2.M.1.4. HE MAY BE OF USE
PARIS begins with the lounger and ends with the street Arab,
two beings of which no other city is capable; the passive
acceptance, which contents itself with gazing, and the
inexhaustible
initiative; Prudhomme and Fouillou. Paris alone
has this in its natural history. The whole of the monarchy is
contained in the lounger; the whole of anarchy in the gamin.
This pale child of the Parisian faubourgs lives and
develops,
makes connections, "grows supple" in suffering, in the presence
of social realities and of human things, a thoughtful witness.
He thinks himself heedless; and he is not. He looks
and is on the verge of laughter; he is on the verge of something
else also. Whoever you may be, if your name is Prejudice,
Abuse, Ignorance, Oppression, Iniquity, Despotism, Injustice,
Fanaticism, Tyranny, beware of the gaping gamin.

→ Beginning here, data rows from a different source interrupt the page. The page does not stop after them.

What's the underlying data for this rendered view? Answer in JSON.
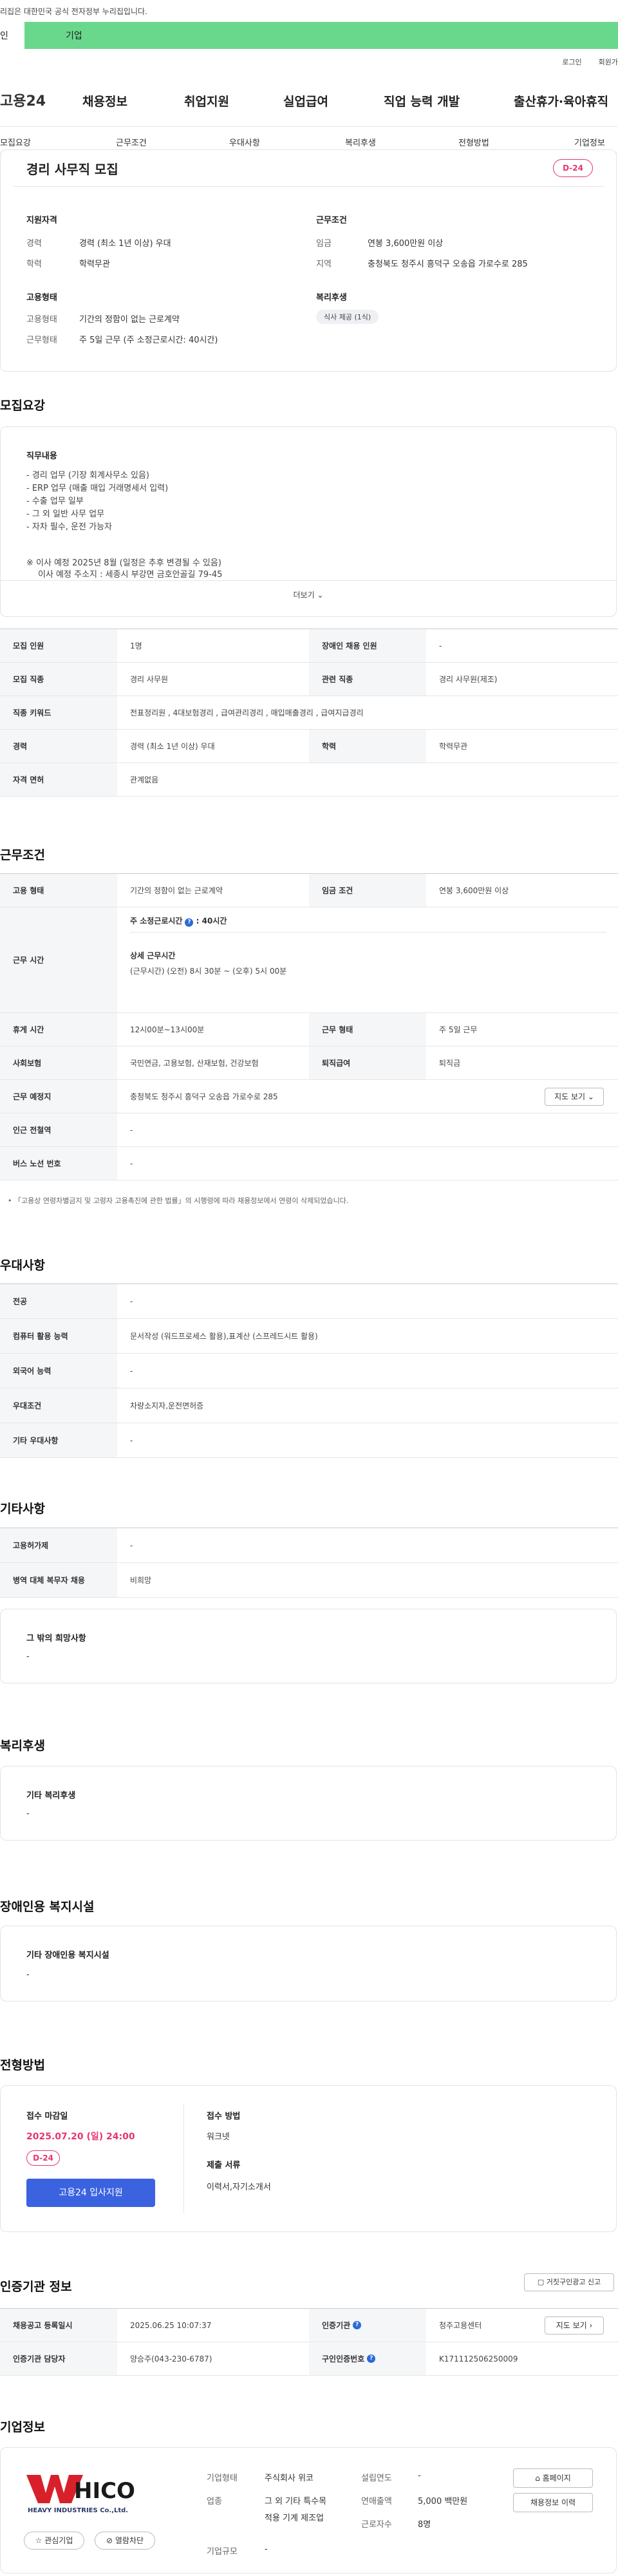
{
  "gov_banner": "리집은 대한민국 공식 전자정부 누리집입니다.",
  "tabs": {
    "personal": "인",
    "company": "기업"
  },
  "util": {
    "login": "로그인",
    "join": "회원가"
  },
  "gnb": {
    "logo": "고용24",
    "items": [
      "채용정보",
      "취업지원",
      "실업급여",
      "직업 능력 개발",
      "출산휴가·육아휴직"
    ]
  },
  "subnav": [
    "모집요강",
    "근무조건",
    "우대사항",
    "복리후생",
    "전형방법",
    "기업정보"
  ],
  "summary": {
    "title": "경리 사무직 모집",
    "dday": "D-24",
    "qual_title": "지원자격",
    "career_label": "경력",
    "career": "경력 (최소 1년 이상) 우대",
    "edu_label": "학력",
    "edu": "학력무관",
    "cond_title": "근무조건",
    "wage_label": "임금",
    "wage": "연봉 3,600만원 이상",
    "region_label": "지역",
    "region": "충청북도 청주시 흥덕구 오송읍 가로수로 285",
    "emp_title": "고용형태",
    "emptype_label": "고용형태",
    "emptype": "기간의 정함이 없는 근로계약",
    "worktype_label": "근무형태",
    "worktype": "주 5일 근무 (주 소정근로시간: 40시간)",
    "welfare_title": "복리후생",
    "welfare_tag": "식사 제공 (1식)"
  },
  "recruit": {
    "heading": "모집요강",
    "duty_title": "직무내용",
    "duties": [
      "- 경리 업무 (기장 회계사무소 있음)",
      "- ERP 업무 (매출 매입 거래명세서 입력)",
      "- 수출 업무 일부",
      "- 그 외 일반 사무 업무",
      "- 자차 필수, 운전 가능자"
    ],
    "notice1": "※ 이사 예정 2025년 8월 (일정은 추후 변경될 수 있음)",
    "notice2": "이사 예정 주소지 : 세종시 부강면 금호안골길 79-45",
    "more": "더보기",
    "rows": [
      {
        "h1": "모집 인원",
        "v1": "1명",
        "h2": "장애인 채용 인원",
        "v2": "-"
      },
      {
        "h1": "모집 직종",
        "v1": "경리 사무원",
        "h2": "관련 직종",
        "v2": "경리 사무원(제조)"
      },
      {
        "h1": "직종 키워드",
        "v1": "전표정리원 , 4대보험경리 , 급여관리경리 , 매입매출경리 , 급여지급경리"
      },
      {
        "h1": "경력",
        "v1": "경력 (최소 1년 이상) 우대",
        "h2": "학력",
        "v2": "학력무관"
      },
      {
        "h1": "자격 면허",
        "v1": "관계없음"
      }
    ]
  },
  "work": {
    "heading": "근무조건",
    "emptype_h": "고용 형태",
    "emptype": "기간의 정함이 없는 근로계약",
    "wage_h": "임금 조건",
    "wage": "연봉 3,600만원 이상",
    "hours_h": "근무 시간",
    "hours_main": "주 소정근로시간",
    "hours_val": "40시간",
    "hours_detail_title": "상세 근무시간",
    "hours_detail": "(근무시간) (오전) 8시 30분 ~ (오후) 5시 00분",
    "break_h": "휴게 시간",
    "break": "12시00분~13시00분",
    "form_h": "근무 형태",
    "form": "주 5일 근무",
    "ins_h": "사회보험",
    "ins": "국민연금, 고용보험, 산재보험, 건강보험",
    "retire_h": "퇴직급여",
    "retire": "퇴직금",
    "place_h": "근무 예정지",
    "place": "충청북도 청주시 흥덕구 오송읍 가로수로 285",
    "map_btn": "지도 보기",
    "subway_h": "인근 전철역",
    "subway": "-",
    "bus_h": "버스 노선 번호",
    "bus": "-",
    "note": "「고용상 연령차별금지 및 고령자 고용촉진에 관한 법률」의 시행령에 따라 채용정보에서 연령이 삭제되었습니다."
  },
  "pref": {
    "heading": "우대사항",
    "rows": [
      {
        "h": "전공",
        "v": "-"
      },
      {
        "h": "컴퓨터 활용 능력",
        "v": "문서작성 (워드프로세스 활용),표계산 (스프레드시트 활용)"
      },
      {
        "h": "외국어 능력",
        "v": "-"
      },
      {
        "h": "우대조건",
        "v": "차량소지자,운전면허증"
      },
      {
        "h": "기타 우대사항",
        "v": "-"
      }
    ]
  },
  "etc": {
    "heading": "기타사항",
    "rows": [
      {
        "h": "고용허가제",
        "v": "-"
      },
      {
        "h": "병역 대체 복무자 채용",
        "v": "비희망"
      }
    ],
    "other_title": "그 밖의 희망사항",
    "other": "-"
  },
  "welfare": {
    "heading": "복리후생",
    "box_title": "기타 복리후생",
    "box_val": "-"
  },
  "disabled": {
    "heading": "장애인용 복지시설",
    "box_title": "기타 장애인용 복지시설",
    "box_val": "-"
  },
  "selection": {
    "heading": "전형방법",
    "deadline_title": "접수 마감일",
    "deadline": "2025.07.20 (일) 24:00",
    "dday": "D-24",
    "apply_btn": "고용24 입사지원",
    "method_title": "접수 방법",
    "method": "워크넷",
    "docs_title": "제출 서류",
    "docs": "이력서,자기소개서"
  },
  "cert": {
    "heading": "인증기관 정보",
    "report_btn": "거짓구인광고 신고",
    "reg_h": "채용공고 등록일시",
    "reg": "2025.06.25 10:07:37",
    "org_h": "인증기관",
    "org": "청주고용센터",
    "map_btn": "지도 보기",
    "mgr_h": "인증기관 담당자",
    "mgr": "양승주(043-230-6787)",
    "no_h": "구인인증번호",
    "no": "K171112506250009"
  },
  "company": {
    "heading": "기업정보",
    "logo_text": "HICO",
    "logo_sub": "HEAVY INDUSTRIES Co.,Ltd.",
    "fav_btn": "관심기업",
    "block_btn": "열람차단",
    "type_l": "기업형태",
    "type": "주식회사 위코",
    "year_l": "설립연도",
    "year": "-",
    "biz_l": "업종",
    "biz1": "그 외 기타 특수목",
    "biz2": "적용 기계 제조업",
    "sales_l": "연매출액",
    "sales": "5,000 백만원",
    "emp_l": "근로자수",
    "emp": "8명",
    "size_l": "기업규모",
    "size": "-",
    "home_btn": "홈페이지",
    "jobs_btn": "채용정보 이력"
  }
}
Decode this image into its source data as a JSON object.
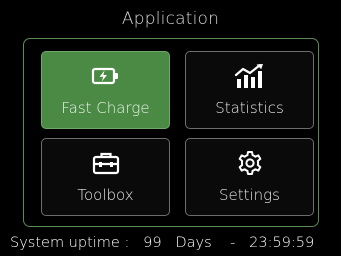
{
  "header": {
    "title": "Application"
  },
  "menu": {
    "tiles": [
      {
        "label": "Fast Charge",
        "icon": "battery-charging-icon",
        "selected": true
      },
      {
        "label": "Statistics",
        "icon": "bar-chart-trend-icon",
        "selected": false
      },
      {
        "label": "Toolbox",
        "icon": "toolbox-icon",
        "selected": false
      },
      {
        "label": "Settings",
        "icon": "gear-icon",
        "selected": false
      }
    ]
  },
  "status_bar": {
    "label": "System uptime :",
    "days_value": "99",
    "days_unit": "Days",
    "separator": "-",
    "time": "23:59:59"
  },
  "colors": {
    "background": "#000000",
    "panel_border": "#5b8a57",
    "selected_tile": "#4a8a45",
    "tile_border": "#6d6d6d",
    "text": "#ffffff"
  }
}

The little fellow will grow up.
Of what clay is he made? Of the first mud that comes to
hand. A handful of dirt, a breath, and behold Adam. It suffices
for a God to pass by. A God has always passed over
the street Arab. Fortune labors at this tiny being. By the
word "fortune" we mean chance, to some extent. That pigmy
kneaded out of common earth, ignorant, unlettered, giddy,
vulgar, low. Will that become an Ionian or a Boeotian? Wait,
currit rota, the Spirit of Paris, that demon which
creates the
children of chance and the men of destiny, reversing the
process of the Latin potter, makes of a jug an amphora.